On appeal to the Sixth Circuit, however, Judge Larsen wrote a 2-1 opinion that reversed most of the lower court ruling. Although Larsen agreed that Bey could pursue his claims against the Livonia officer who initiated the surveillance against Bey and his friends, the majority ruled as a matter of law that the other three officers were entitled to qualified immunity, and ordered the dismissal of the case against all of them.
Judge Eric Clay strongly dissented, focusing in particular on the majority’s dismissal of the racial discrimination claims. The facts made clear, Clay explained, that the only offense committed by Bey and his friends was “shopping while black.” Even the majority agreed that the law was clear that someone cannot be targeted for surveillance and investigated “solely on the basis of skin color,” and agreed that a jury could well find against the Livonia officer, who began the surveillance based on that factor. But Clay pointed out that the majority showed “no legal authority” for ruling differently concerning the other three officers, and improperly drew factual inferences in favor of them in suggesting that their role was “limited.”

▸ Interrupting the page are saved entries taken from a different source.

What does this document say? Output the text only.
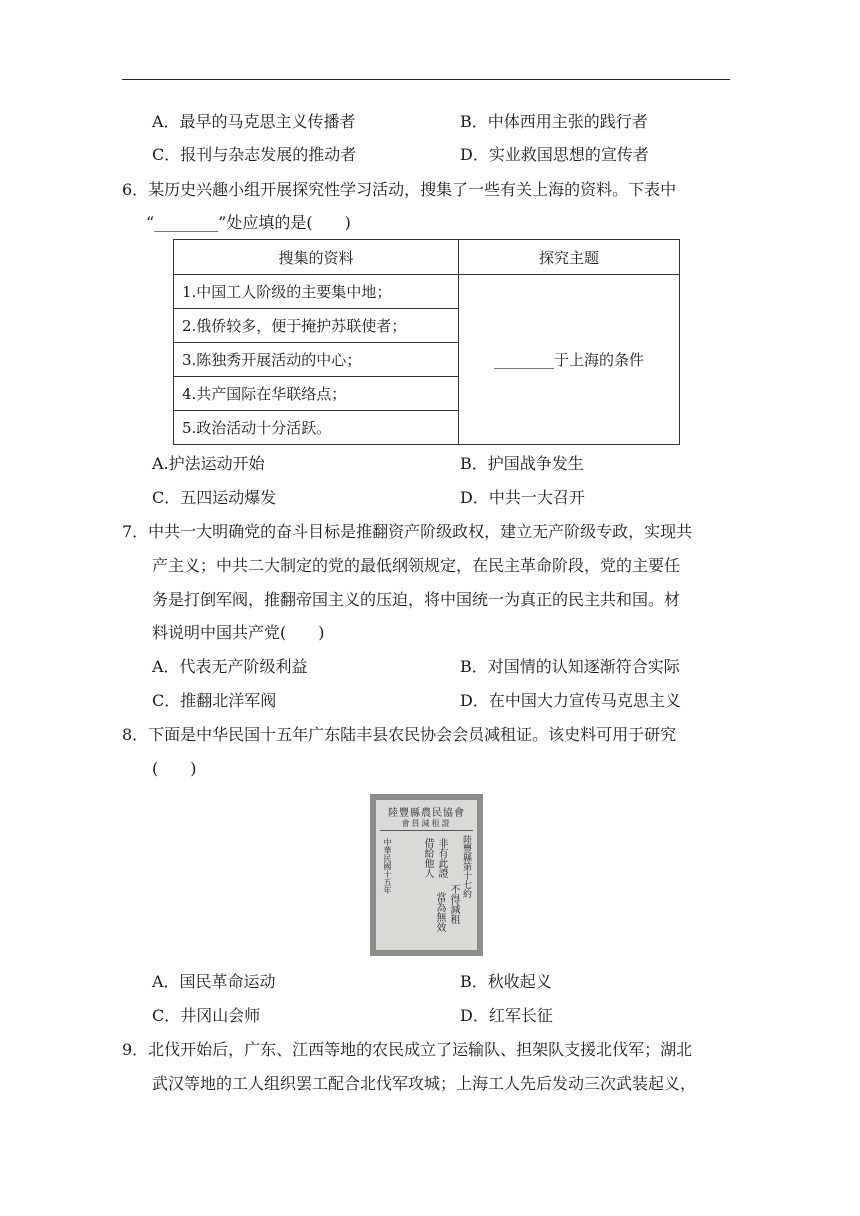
A．最早的马克思主义传播者	B．中体西用主张的践行者
C．报刊与杂志发展的推动者	D．实业救国思想的宣传者
6．某历史兴趣小组开展探究性学习活动，搜集了一些有关上海的资料。下表中
“________”处应填的是(　　)
搜集的资料	探究主题
1.中国工人阶级的主要集中地；	________于上海的条件
2.俄侨较多，便于掩护苏联使者；	
3.陈独秀开展活动的中心；	
4.共产国际在华联络点；	
5.政治活动十分活跃。	
A.护法运动开始	B．护国战争发生
C．五四运动爆发	D．中共一大召开
7．中共一大明确党的奋斗目标是推翻资产阶级政权，建立无产阶级专政，实现共
产主义；中共二大制定的党的最低纲领规定，在民主革命阶段，党的主要任
务是打倒军阀，推翻帝国主义的压迫，将中国统一为真正的民主共和国。材
料说明中国共产党(　　)
A．代表无产阶级利益	B．对国情的认知逐渐符合实际
C．推翻北洋军阀	D．在中国大力宣传马克思主义
8．下面是中华民国十五年广东陆丰县农民协会会员减租证。该史料可用于研究
(　　)
陸豐縣農民協會
會員減租證
陸豐縣第十七約
非有此證
借給他人
不得減租
當為無效
中華民國十五年
A．国民革命运动	B．秋收起义
C．井冈山会师	D．红军长征
9．北伐开始后，广东、江西等地的农民成立了运输队、担架队支援北伐军；湖北
武汉等地的工人组织罢工配合北伐军攻城；上海工人先后发动三次武装起义，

Based on the facts viewed in a light most favorable to Bey, as the law requires at this stage, Clay concluded that a jury could well find that the other officers “acted out of racial bias” in participating in the continued surveillance and detention of Bey, especially since statistical evidence showed that although the population of Livonia is only 3.4 percent African American, more than 50 percent of those arrested by Livonia police are African American. The record contained similar statistics for Canton, and revealed that the police forces in both cities are almost all white. Clay went on to explain that the decision to reverse the lower court and grant immunity to the three officers on Bey’s Fourth Amendment claims was similarly flawed.

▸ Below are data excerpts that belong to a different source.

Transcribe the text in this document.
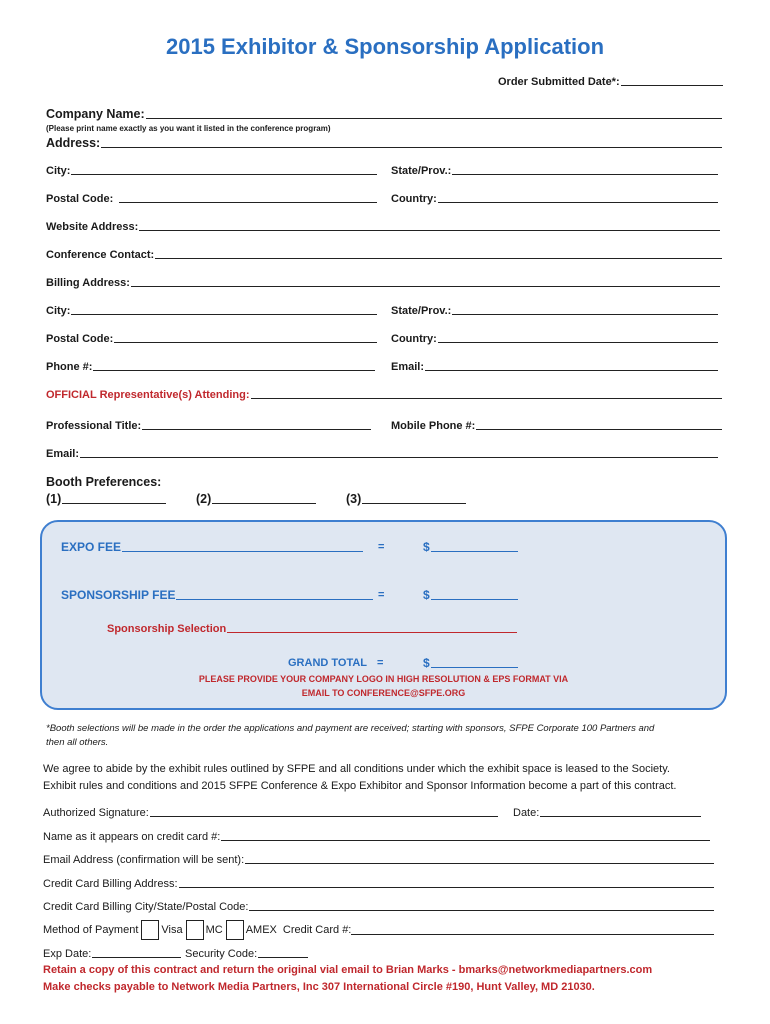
2015 Exhibitor & Sponsorship Application
Order Submitted Date*:
Company Name:
(Please print name exactly as you want it listed in the conference program)
Address:
City:	State/Prov.:
Postal Code:	Country:
Website Address:
Conference Contact:
Billing Address:
City:	State/Prov.:
Postal Code:	Country:
Phone #:	Email:
OFFICIAL Representative(s) Attending:
Professional Title:	Mobile Phone #:
Email:
Booth Preferences:
(1)	(2)	(3)
EXPO FEE	=	$
SPONSORSHIP FEE	=	$
Sponsorship Selection
GRAND TOTAL =	$
PLEASE PROVIDE YOUR COMPANY LOGO IN HIGH RESOLUTION & EPS FORMAT VIA
EMAIL TO CONFERENCE@SFPE.ORG
*Booth selections will be made in the order the applications and payment are received; starting with sponsors, SFPE Corporate 100 Partners and
then all others.
We agree to abide by the exhibit rules outlined by SFPE and all conditions under which the exhibit space is leased to the Society.
Exhibit rules and conditions and 2015 SFPE Conference & Expo Exhibitor and Sponsor Information become a part of this contract.
Authorized Signature:	Date:
Name as it appears on credit card #:
Email Address (confirmation will be sent):
Credit Card Billing Address:
Credit Card Billing City/State/Postal Code:
Method of Payment Visa MC AMEX Credit Card #:
Exp Date:	Security Code:
Retain a copy of this contract and return the original vial email to Brian Marks - bmarks@networkmediapartners.com
Make checks payable to Network Media Partners, Inc 307 International Circle #190, Hunt Valley, MD 21030.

Judge Clay wrote extensively about the flaws in and the dangers of Larsen’s majority opinion. He explained that the decision “usurps the role of the jury” in favor of the majority’s “own misguided view of the facts,” and “chooses to minimize” the fact that the case is “about police officers allegedly targeting, surveilling, and detaining Bey and his friends because of the color of their skin.” The result was not only to “eviscerate” the 14th Amendment’s “prohibition on racial discrimination” and turn “a blind eye to race-based policing that violates the constitutional rights of black and brown Americans” in this case, he noted. In addition, Judge Clay explained, the ruling was “dangerous” because it “allows unconstitutional race-based policing to continue unabated” and “invites an increase in discriminatory conduct.” Indeed, Clay wrote, Larsen’s opinion “signals to police officers that they have license to conduct race-based surveillance and make race-based stops,” as long as they “do not admit their true motivations.” In short, he concluded, Larsen’s majority ruling “incentivizes other officers to engage in race-based policing and commit future constitutional violations.”